Her siyasi partinin kendilerine has program ve Tüzükleri vardır… Elbette farklı görüşleri, farklı düşünceleri olacaktır,  bundan doğal bir durum olamaz.  Bu anda halkın büyük bir çoğunluğunun da uzlaşmış olduğu parlamenter sisteme geçmek vardır.  Ülkedeki tüm muhalefet tek yürek, tek yumruk olursa aday kim olacak isminin önemi yok, hiç tanınmayan, kamuoyunda adı, sanı duyulmayan birisini aday yapsınlar % 70 oy alarak RET’yi ezer geçer.

Geçmişte Tansu Çiller ve Mesut Yılmaz’ın inatları yüzünden 20 yıldır ülkeyi soymayı ganimet sayan ihvancı çeteye teslim ettikleri gibi,  günümüzde de Sayın Akşener, “HDP’nin oturduğu masada biz oturmayız”  diyerek ülkeyi uçuruma atmayalım.

Erdoğan’ı taklit ederek, kin ve nefretle siyaset yapmanız ahlaki değildir, 

6 Milyon seçmenin oy vererek, parlamentoya taşıdığı bir parti hakkında olumsuz düşünmek, terör imasında bulunmak ırkçı ve kafatasçı anlayıştan başka bir şey değildir.  Siyasetçinin görevi insanları kamplara bölmek, ayrıştırmak değil, bilakis demokrasinin uzlaşı kültüründen nasibini alarak kaynaştırmak,  bütünleştirmek olmalıdır.

Mecliste HDP Milletvekili Nimetullah Erdoğmuş bu anda TBMM başkan vekili.
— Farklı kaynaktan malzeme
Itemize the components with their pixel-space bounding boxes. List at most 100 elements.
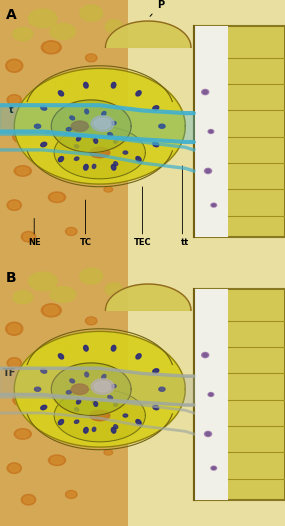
Ellipse shape	[70, 379, 75, 383]
Polygon shape	[14, 331, 185, 447]
Ellipse shape	[64, 121, 78, 132]
FancyBboxPatch shape	[194, 289, 228, 500]
Ellipse shape	[66, 490, 77, 499]
Ellipse shape	[92, 427, 96, 431]
Ellipse shape	[13, 130, 33, 143]
Ellipse shape	[153, 369, 159, 373]
Ellipse shape	[41, 369, 47, 373]
Ellipse shape	[153, 106, 159, 110]
Ellipse shape	[52, 423, 62, 429]
Ellipse shape	[9, 359, 19, 367]
Ellipse shape	[114, 161, 118, 166]
Text: TC: TC	[80, 238, 91, 247]
Ellipse shape	[66, 127, 72, 131]
Ellipse shape	[94, 381, 111, 392]
Ellipse shape	[9, 96, 19, 104]
Text: T: T	[197, 110, 258, 120]
Ellipse shape	[208, 129, 214, 134]
Ellipse shape	[7, 358, 21, 368]
Text: TEC: TEC	[134, 238, 151, 247]
Ellipse shape	[17, 167, 29, 175]
Text: t: t	[9, 105, 26, 115]
Ellipse shape	[52, 160, 62, 166]
Ellipse shape	[212, 467, 215, 469]
Ellipse shape	[74, 145, 79, 148]
Text: A: A	[6, 8, 17, 22]
Ellipse shape	[95, 102, 104, 109]
Ellipse shape	[84, 428, 88, 433]
Ellipse shape	[111, 385, 116, 388]
Ellipse shape	[58, 157, 64, 161]
Ellipse shape	[74, 420, 79, 423]
Ellipse shape	[86, 149, 97, 157]
Ellipse shape	[74, 408, 79, 411]
Ellipse shape	[104, 450, 113, 455]
Ellipse shape	[203, 90, 207, 94]
Ellipse shape	[66, 227, 77, 236]
Ellipse shape	[64, 384, 78, 394]
Ellipse shape	[136, 420, 141, 424]
Ellipse shape	[204, 431, 211, 437]
Ellipse shape	[16, 395, 30, 404]
FancyBboxPatch shape	[128, 263, 285, 526]
Ellipse shape	[13, 290, 33, 304]
Polygon shape	[14, 68, 185, 184]
Ellipse shape	[76, 400, 81, 404]
Ellipse shape	[84, 165, 88, 170]
Ellipse shape	[57, 343, 69, 351]
Ellipse shape	[91, 379, 114, 394]
Ellipse shape	[94, 139, 98, 143]
Ellipse shape	[102, 375, 106, 379]
Ellipse shape	[108, 396, 113, 399]
Ellipse shape	[92, 164, 96, 168]
Ellipse shape	[6, 322, 23, 336]
Ellipse shape	[23, 233, 34, 240]
Ellipse shape	[7, 95, 21, 105]
Ellipse shape	[17, 430, 29, 438]
Polygon shape	[51, 363, 131, 416]
Ellipse shape	[14, 429, 31, 439]
Ellipse shape	[90, 147, 110, 158]
Ellipse shape	[21, 494, 36, 505]
Ellipse shape	[212, 204, 215, 206]
Ellipse shape	[92, 400, 96, 404]
Ellipse shape	[136, 157, 141, 161]
Ellipse shape	[86, 54, 97, 62]
Ellipse shape	[153, 406, 159, 410]
Ellipse shape	[114, 424, 118, 429]
Ellipse shape	[8, 61, 20, 70]
Ellipse shape	[105, 450, 111, 454]
Ellipse shape	[123, 151, 128, 154]
Ellipse shape	[123, 414, 128, 417]
Ellipse shape	[7, 463, 21, 473]
Ellipse shape	[208, 392, 214, 397]
Ellipse shape	[57, 80, 69, 88]
Ellipse shape	[71, 384, 88, 394]
Ellipse shape	[97, 366, 103, 371]
Ellipse shape	[8, 324, 20, 333]
Ellipse shape	[48, 192, 66, 203]
Text: NE: NE	[28, 238, 40, 247]
Ellipse shape	[13, 393, 33, 407]
Polygon shape	[105, 284, 191, 310]
Ellipse shape	[50, 24, 76, 39]
Ellipse shape	[153, 143, 159, 147]
Ellipse shape	[9, 201, 19, 209]
Polygon shape	[51, 100, 131, 153]
Ellipse shape	[7, 200, 21, 210]
Ellipse shape	[206, 432, 210, 436]
Ellipse shape	[58, 91, 64, 96]
Ellipse shape	[87, 318, 95, 323]
Ellipse shape	[209, 130, 213, 133]
Ellipse shape	[21, 231, 36, 242]
Ellipse shape	[66, 390, 72, 394]
Ellipse shape	[58, 354, 64, 359]
Ellipse shape	[94, 118, 111, 129]
Ellipse shape	[159, 387, 165, 391]
Ellipse shape	[54, 342, 71, 352]
Ellipse shape	[111, 428, 116, 433]
Ellipse shape	[114, 139, 118, 144]
Polygon shape	[54, 389, 145, 442]
FancyBboxPatch shape	[194, 26, 228, 237]
Ellipse shape	[66, 123, 76, 130]
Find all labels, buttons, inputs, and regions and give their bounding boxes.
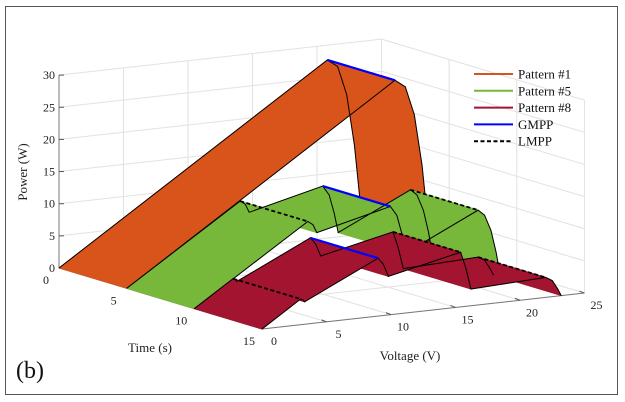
legend-item: LMPP [474,134,552,149]
z-tick-label: 20 [43,132,55,146]
z-tick-label: 30 [43,68,55,82]
legend-label: LMPP [518,134,552,149]
x-axis-line [261,292,585,330]
tick-labels: 0 5 10 15 20 25 30 0 5 10 15 0 5 10 15 20 25 [43,68,602,348]
legend-label: GMPP [518,117,553,132]
y-axis-title: Time (s) [128,340,172,355]
surfaces [58,58,563,330]
x-tick-mark [514,297,521,301]
legend-label: Pattern #8 [518,100,571,115]
gmpp-line [322,185,391,208]
series-pattern-8 [193,231,563,330]
z-tick-label: 25 [43,100,55,114]
z-tick-label: 15 [43,165,55,179]
lmpp-line [239,200,309,223]
grid [58,38,585,330]
curve-edge [126,185,433,289]
x-tick-mark [450,304,456,308]
panel-label: (b) [16,358,44,384]
y-tick-label: 0 [43,273,49,287]
x-tick-label: 25 [590,298,602,312]
lmpp-line [392,231,461,254]
x-tick-label: 5 [335,327,341,341]
gmpp-line [327,58,396,82]
x-tick-label: 0 [271,334,277,348]
lmpp-line [410,188,479,212]
legend-item: Pattern #1 [474,67,571,82]
z-tick-label: 10 [43,197,55,211]
legend-label: Pattern #5 [518,83,571,98]
x-tick-mark [579,290,585,294]
lmpp-line [477,256,547,279]
legend-item: Pattern #8 [474,100,571,115]
x-tick-mark [385,312,392,316]
z-tick-label: 0 [49,261,55,275]
legend-label: Pattern #1 [518,67,571,82]
gridline [58,38,382,76]
x-axis-title: Voltage (V) [380,348,441,363]
x-tick-label: 20 [526,305,538,319]
x-tick-mark [321,319,327,323]
y-tick-label: 10 [175,314,187,328]
gridline [381,102,585,165]
legend-item: Pattern #5 [474,83,571,98]
curve-edge [261,251,562,330]
x-tick-label: 10 [397,320,409,334]
gridline [381,70,585,133]
gmpp-line [310,236,379,260]
figure-frame [5,6,618,395]
lmpp-line [232,277,301,300]
legend-item: GMPP [474,117,553,132]
gridline [381,38,585,101]
y-tick-label: 15 [243,334,255,348]
y-tick-label: 5 [111,293,117,307]
x-tick-label: 15 [461,312,473,326]
z-axis-title: Power (W) [15,143,30,200]
z-tick-label: 5 [49,229,55,243]
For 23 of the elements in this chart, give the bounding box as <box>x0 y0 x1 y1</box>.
Meral Akşener ve İyi Partinin milletvekillerinin tamamı ‘Sayın başkan’ diyor söz istiyor.   Size sormak istiyorum, Meclisi teröristler mi yönetiyor?

Böyle saçma sapan bir mantık olur mu?

Bu tavırdan dolayı  “Akşener demokrat mı, yoksa diktatör mü?  Okuyucularımızın ve halkımızın taktirine bırakıyorum.